Since 1977, the largest share of health spending was paid through private health insurance, accounting for more than $1.12 trillion (33.7 percent) in 2016. Private health insurance grew by 5.1 percent in 2016, more slowly than 6.9 percent in 2015 and 5.7 percent in 2014. This is partly because enrollment in 2016 increased by only 0.1 percent (compared with 2.7 percent in 2014 and 1.8 percent 2015).
Medicare was the second-highest payer, accounting for $672.1 billion (20.1 percent) of 2016 health spending. This represents a deceleration to a 3.6-percent growth rate from 4.8 percent in 2015.
Medicaid, the third-highest payer, grew by 3.9 percent and accounted for $565.5 billion (16.9 percent) of 2016 health spending.
Out-of-pocket spending share has been on a steady decline for 50 years.
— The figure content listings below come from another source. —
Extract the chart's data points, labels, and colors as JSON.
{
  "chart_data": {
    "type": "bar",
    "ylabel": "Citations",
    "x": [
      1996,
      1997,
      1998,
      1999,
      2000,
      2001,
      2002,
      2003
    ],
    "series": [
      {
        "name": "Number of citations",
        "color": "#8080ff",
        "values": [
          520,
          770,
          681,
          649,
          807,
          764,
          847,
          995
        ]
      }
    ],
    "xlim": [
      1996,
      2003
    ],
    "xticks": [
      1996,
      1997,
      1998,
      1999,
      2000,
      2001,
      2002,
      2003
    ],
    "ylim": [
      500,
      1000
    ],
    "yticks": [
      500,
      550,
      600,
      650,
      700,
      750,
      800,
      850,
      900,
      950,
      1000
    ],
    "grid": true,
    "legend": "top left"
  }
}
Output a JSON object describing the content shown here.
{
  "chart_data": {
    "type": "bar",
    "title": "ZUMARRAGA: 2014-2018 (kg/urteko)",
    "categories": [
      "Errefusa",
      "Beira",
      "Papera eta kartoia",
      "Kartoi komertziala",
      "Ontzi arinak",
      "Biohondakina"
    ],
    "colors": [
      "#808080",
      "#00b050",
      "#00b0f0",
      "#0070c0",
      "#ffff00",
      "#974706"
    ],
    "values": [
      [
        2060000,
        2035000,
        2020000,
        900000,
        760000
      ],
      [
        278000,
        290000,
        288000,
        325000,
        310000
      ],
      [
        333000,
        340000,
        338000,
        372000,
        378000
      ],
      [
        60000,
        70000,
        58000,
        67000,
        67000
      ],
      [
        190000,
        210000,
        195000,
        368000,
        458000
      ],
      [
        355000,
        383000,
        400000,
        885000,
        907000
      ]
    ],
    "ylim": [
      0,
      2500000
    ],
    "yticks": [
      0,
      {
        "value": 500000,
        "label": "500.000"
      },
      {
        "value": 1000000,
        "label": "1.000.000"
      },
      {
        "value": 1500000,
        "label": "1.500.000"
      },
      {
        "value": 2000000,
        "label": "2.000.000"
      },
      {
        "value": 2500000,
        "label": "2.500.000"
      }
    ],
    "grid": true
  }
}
But the $352.5 billion in 2016 out-of-pocket spending accounted for 10.6 percent of health care payments and represented a growth rate of about 4 percent.
Across all programs, the federal government was the largest financer of health spending, shelling out $944.1 billion for 28.3 percent of the bill. Households were next, paying $938.8 billion or 28.1 percent of the tab; followed by private businesses, $664.6 billion (19.9 percent); and state and local governments, $564.5 billion (16.9 percent).